Surrey-White Rock MLA Trevor Halford and Surrey South MLA Stephanie Cadieux. (Contributed photos)

Surrey-White Rock MLA Trevor Halford and Surrey South MLA Stephanie Cadieux. (Contributed photos)

BC NDP ‘chose to create a system of chaos’ by holding back COVID-19 data: Cadieux

South Surrey MLAs criticize provincial government after BCCDC documents leak

Following the leaking of documents from the BC Centre for Disease Control that indicate the provincial NDP government has withheld COVID-19 data from the public, two South Surrey MLAs have added their voices to a chorus of criticism from the BC Liberals.

The documents, which were obtained this week by the Vancouver Sun, contained a detailed breakdown of case counts and vaccinations by neighbourhoods, rather than just by city or health region.

“Why have the NDP’s Surrey MLAs been silent on this issue?” asked Trevor Halford, MLA for Surrey-White Rock, in a news release issued Friday afternoon.

“Government has a responsibility to be honest with people, and now we find they have intentionally left our community here in the dark.”

The leaked reports, the BC Liberals note, show that the COVID-19 positivity rates in parts of Surrey were more than 20 per cent last week.

“Knowing the dire situation here in Surrey, with some neighbourhoods showing the highest positivity rate in the province, the NDP chose to create a system of chaos with vaccine pop-up clinics that were not planned nor able to get vaccines to those who needed them most,” added Stephanie Cadieux, MLA for Surrey South.

In the same release, BC Liberal health critic Renee Merrifield called the holding back of information “a failure of government.”
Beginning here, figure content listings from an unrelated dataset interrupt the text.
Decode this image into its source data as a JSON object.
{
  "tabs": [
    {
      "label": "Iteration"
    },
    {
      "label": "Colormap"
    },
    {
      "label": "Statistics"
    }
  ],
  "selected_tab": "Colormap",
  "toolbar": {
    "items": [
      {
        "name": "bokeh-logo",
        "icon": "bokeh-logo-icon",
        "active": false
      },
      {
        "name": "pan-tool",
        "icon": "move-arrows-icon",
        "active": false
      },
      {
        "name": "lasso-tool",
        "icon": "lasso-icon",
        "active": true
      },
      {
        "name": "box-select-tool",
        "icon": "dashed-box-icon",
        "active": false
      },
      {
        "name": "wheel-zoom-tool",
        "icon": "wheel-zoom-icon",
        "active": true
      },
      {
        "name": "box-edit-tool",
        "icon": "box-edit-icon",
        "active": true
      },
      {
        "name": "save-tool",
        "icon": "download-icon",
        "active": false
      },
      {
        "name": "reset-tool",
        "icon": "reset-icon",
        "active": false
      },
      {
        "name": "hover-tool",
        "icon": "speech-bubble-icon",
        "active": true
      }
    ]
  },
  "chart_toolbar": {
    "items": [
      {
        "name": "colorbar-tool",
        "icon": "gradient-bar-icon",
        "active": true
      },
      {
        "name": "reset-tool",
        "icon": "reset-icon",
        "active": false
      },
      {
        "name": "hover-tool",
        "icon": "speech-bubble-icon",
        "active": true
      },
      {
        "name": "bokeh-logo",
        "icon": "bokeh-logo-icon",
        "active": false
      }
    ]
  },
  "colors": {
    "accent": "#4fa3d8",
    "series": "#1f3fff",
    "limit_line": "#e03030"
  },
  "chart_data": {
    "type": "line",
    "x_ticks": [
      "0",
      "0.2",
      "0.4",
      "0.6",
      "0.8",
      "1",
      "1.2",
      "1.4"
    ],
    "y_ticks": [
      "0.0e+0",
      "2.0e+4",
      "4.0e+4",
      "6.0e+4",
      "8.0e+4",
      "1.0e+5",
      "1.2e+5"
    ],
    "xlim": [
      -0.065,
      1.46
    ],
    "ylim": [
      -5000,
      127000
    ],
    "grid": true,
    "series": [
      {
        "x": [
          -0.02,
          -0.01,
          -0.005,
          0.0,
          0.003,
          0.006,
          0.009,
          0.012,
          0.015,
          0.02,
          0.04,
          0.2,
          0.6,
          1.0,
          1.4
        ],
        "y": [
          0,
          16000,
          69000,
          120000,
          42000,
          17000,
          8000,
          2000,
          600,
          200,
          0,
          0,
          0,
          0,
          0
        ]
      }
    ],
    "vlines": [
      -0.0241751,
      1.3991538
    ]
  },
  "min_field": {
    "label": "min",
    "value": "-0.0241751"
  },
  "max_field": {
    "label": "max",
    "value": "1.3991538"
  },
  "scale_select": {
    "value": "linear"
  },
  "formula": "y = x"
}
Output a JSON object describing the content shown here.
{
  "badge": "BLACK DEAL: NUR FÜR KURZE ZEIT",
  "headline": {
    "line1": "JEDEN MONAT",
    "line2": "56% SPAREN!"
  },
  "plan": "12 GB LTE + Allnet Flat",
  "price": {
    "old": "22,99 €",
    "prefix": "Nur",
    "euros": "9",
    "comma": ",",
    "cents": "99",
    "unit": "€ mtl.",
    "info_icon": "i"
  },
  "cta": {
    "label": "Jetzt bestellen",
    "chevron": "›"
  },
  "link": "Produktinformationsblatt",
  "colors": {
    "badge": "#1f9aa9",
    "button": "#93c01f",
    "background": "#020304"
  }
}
On Friday afternoon, the provincial government held a press conference by phone with Drs. Bonnie Henry and Réka Gustafson.

Gustafson, of the BC CDC, said the data wasn’t disclosed because it wasn’t “at the standard” the BC CDC considers viable for release to the public.

Workers dedicate their time to collect and distribute data based on what is of interest at the time, Gustafson said.

Henry, meanwhile, said B.C. “doesn’t have systems to support the consistent collection of the same data over time.”

“We have huge gaps still,” she said, noting a lack of collected data on workplace outbreaks and minority and cultural groups in communities of the province.

“Every single day we are looking to making this better,” Gustafson said.

As it stands, health regions are more often able to provide up-to-date data on COVID-19 cases and immunizations than provincial-level officials.

Currently, officials release weekly case counts segmented by Local Health Service areas, which can include groupings of populations of cities the size of Surrey (over 500,000). The internal report doesn’t show data broken down by rural region.

News agencies across the province, including Black Press Media, have asked in the past for more detailed breakdowns of COVID cases, with officials stating concerns of privacy.

There have been 134,000 confirmed cases of the contagious respiratory illness in B.C. since January 2020.

Other regions in the country, such as Toronto and central Alberta, are seeing steady daily case counts reported in neighbourhood data.